Law Blog

Illinois’ Anti-Eavesdropping Law Overturned: The Price of Preventing Police Misconduct

Police misconduct is a legal problem which can be difficult to prove. Part of the reason it is laws often restrict the kinds of evidence which can be collected. Many states, for example, prohibit private citizens from recording police activity on electronic devices without consent. One of the harshest of these laws can be found in Illinois’s anti-eavesdropping law, which gives a fifteen year prison sentence to anyone who records police conservations or statements without police consent. This law, however, has been deemed unconstitutional by a U.S. Appeals Court on First Amendment grounds. Since the United States Supreme Court has declined to hear an appeal from Illinois, the anti-eavesdropping law has been overturned, a victory for the American Civil Liberties Union (ACLU), the plaintiff in the case.

The Illinois anti-eavesdropping law contained two exceptions when recording the police was allowed, although neither exception helped the statute survives judicial scrutiny. The first exception made the law a one-way street: although private citizens received a fifteen year sentence for using their cell phone to record police conversations, police were free to make audio recordings without fear of punishment.

The second exception was for media who used the recordings for live or future broadcasts on TV or radio that was meant for the general public. The second exception looked like a First Amendment accommodation, but the exception fails to take into account printed media which might want to make use of recorded statements of police misconduct victims who want to use the recordings as evidence of misconduct or excessive force. These types of activities were hindered by the Illinois statute and the ACLU rightfully exposed these loopholes in getting the law overturned.

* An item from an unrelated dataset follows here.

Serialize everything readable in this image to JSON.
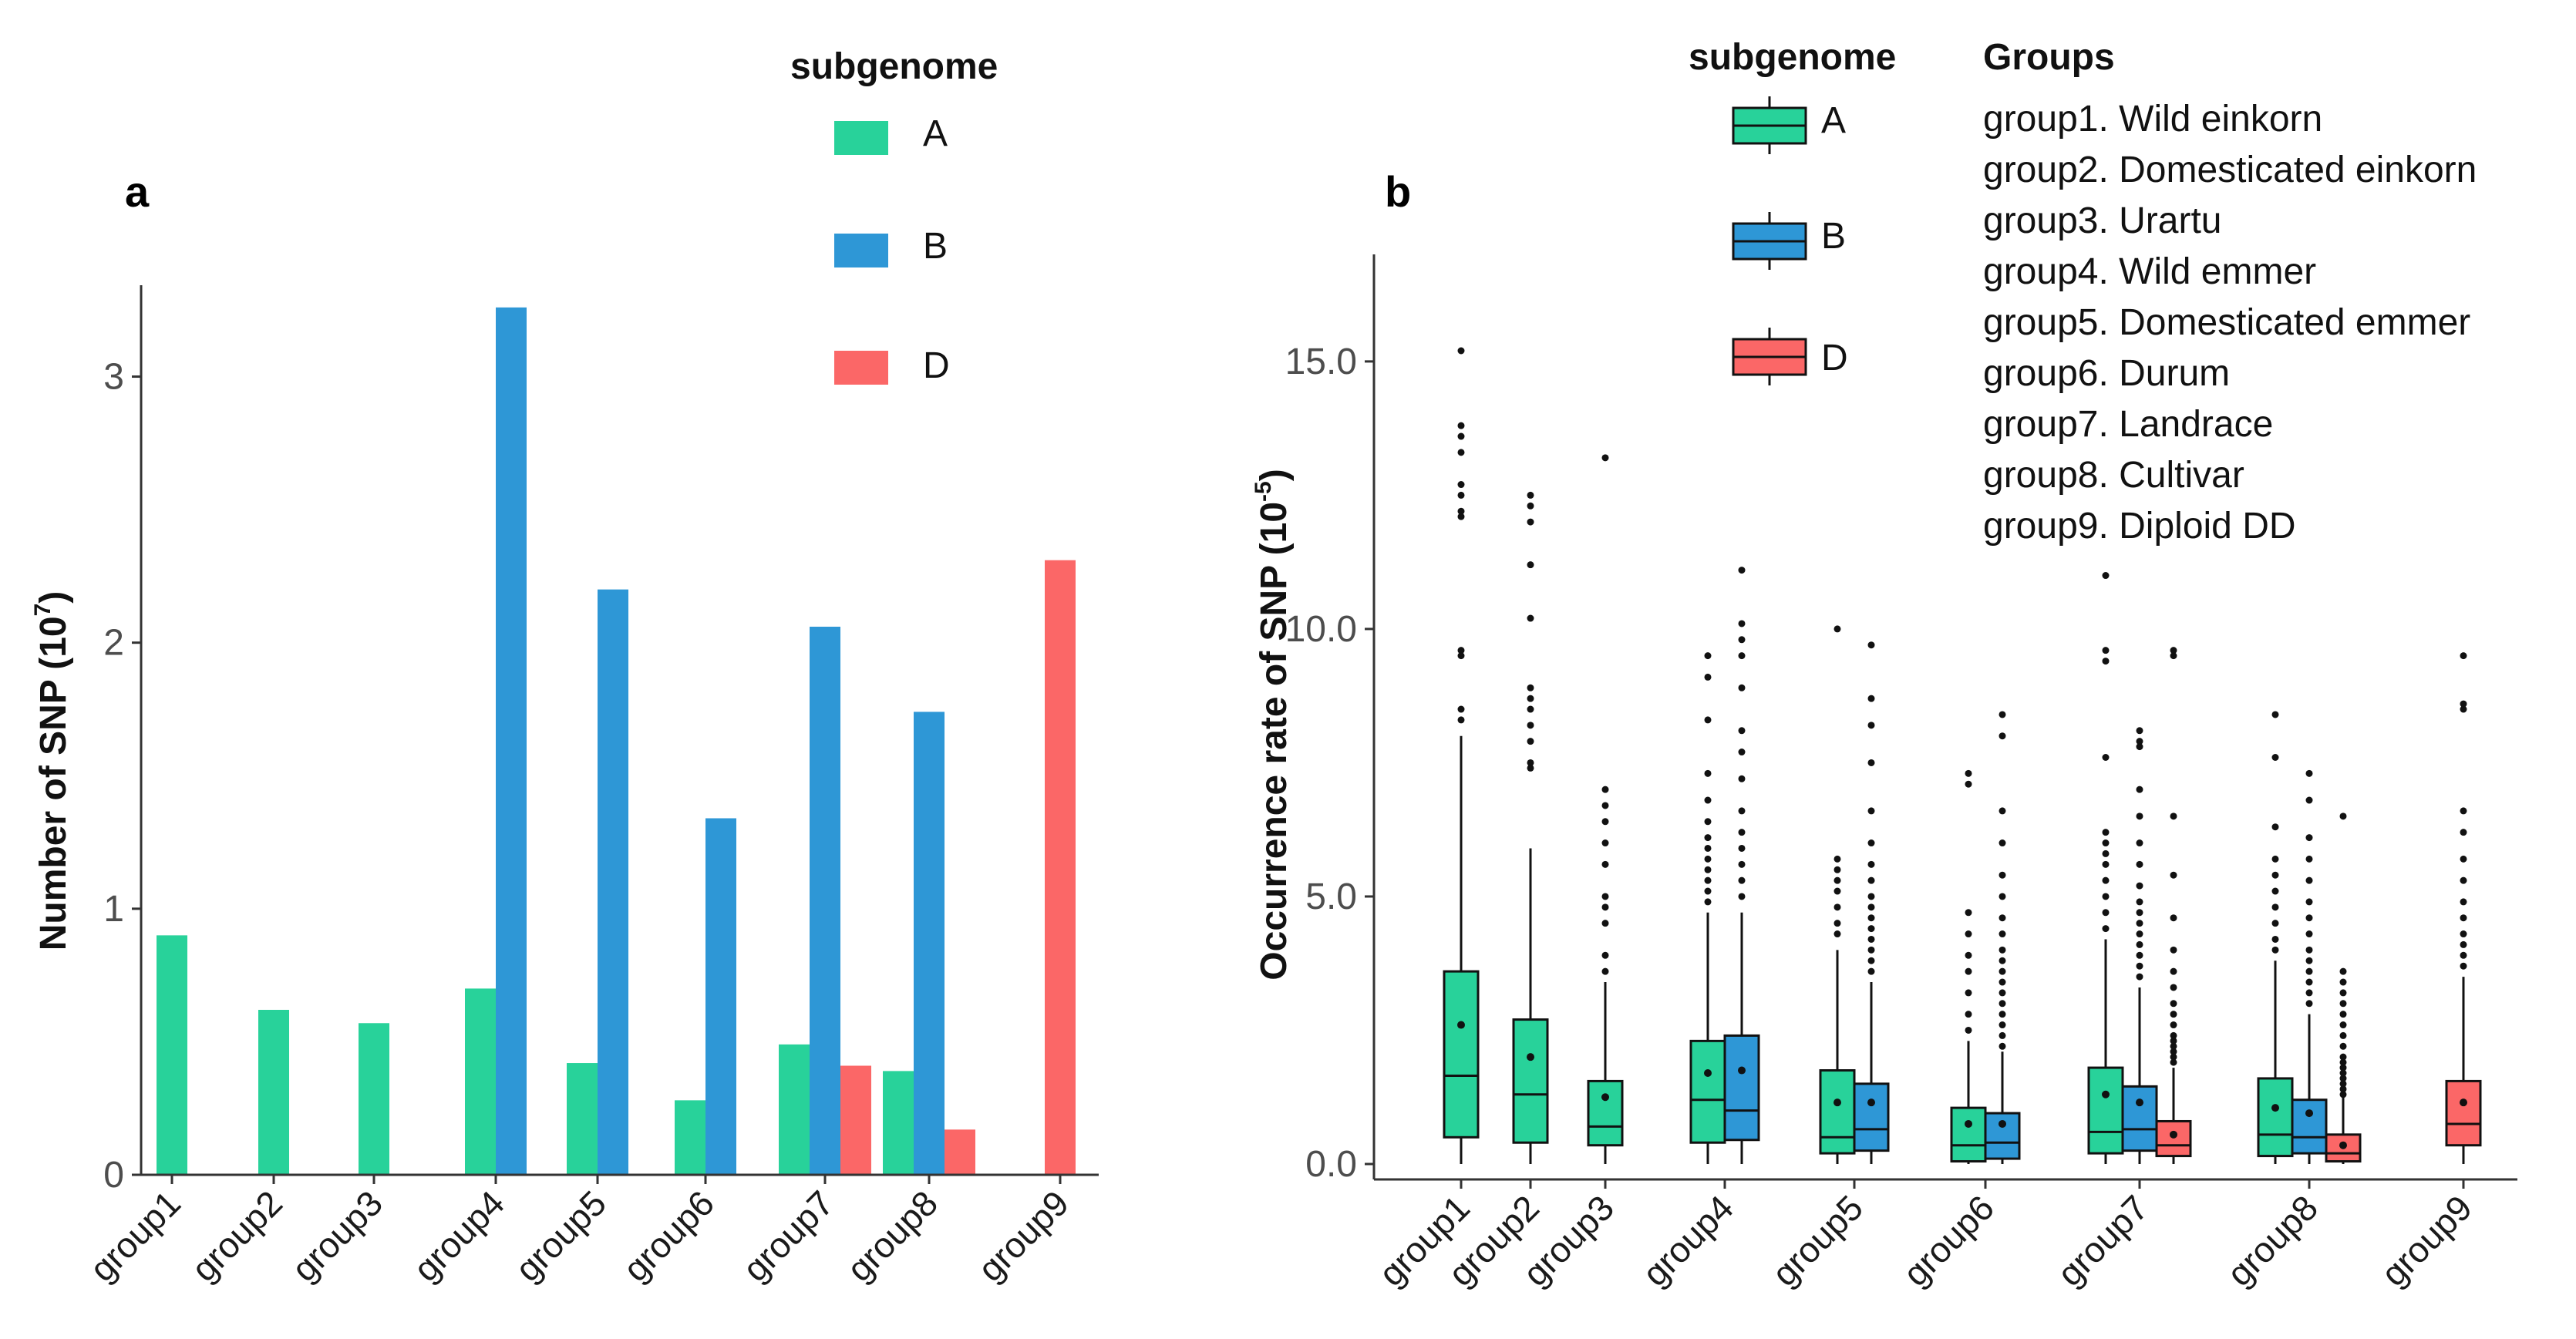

The anti-eavesdropping statute isn’t without merit though, despite being an obstacle to proving police misconduct. Contrary to some views on the internet, the police shouldn’t be subject to a “if they have nothing to hide, they have nothing to fear” inspection. This kind of thinking hides a presumption of “guilty until proven innocent”, a perversion of the current criminal justice assumption of “innocent until proven guilty.” Police have rights as well, and if privacy is a right for private citizens who are wiretapped, the same values should be enforced for the police as well. Equality does not mean much if the rules do not apply to everyone. The anti-eavesdropping law might not reflect the equality principle, but that is partly why that the statute was unconstitutional, not why the police should be treated less than the average citizen.

Of course, the police have more power and responsibility than the average citizen. Police abuse of power must also be kept in check. But what about the victims? Crime victims, who speak with the police about, for example, rape, deserve privacy as well. Although keeping the media out of a criminal proceeding is often beneficial for a fair trial for the defendant, victims should not be pressured to speak about what happened until they are ready to talk about the crimes. An amateur journalist who whips out the cell phone to record a police interview with victims violates the privacy of the victims as much as the privacy of the police officer.

These dissenting arguments are far from bulletproof; its arguable police abuse is more common than the need for victim privacy, but the point is that there is a legitimate state interest in privacy. Cell phones and Apple products have increased scrutiny of government wrongdoing, but privacy must be universal if it’s to have any meaning. Although government should be transparent, government cannot always help those in need without a degree of privacy as well.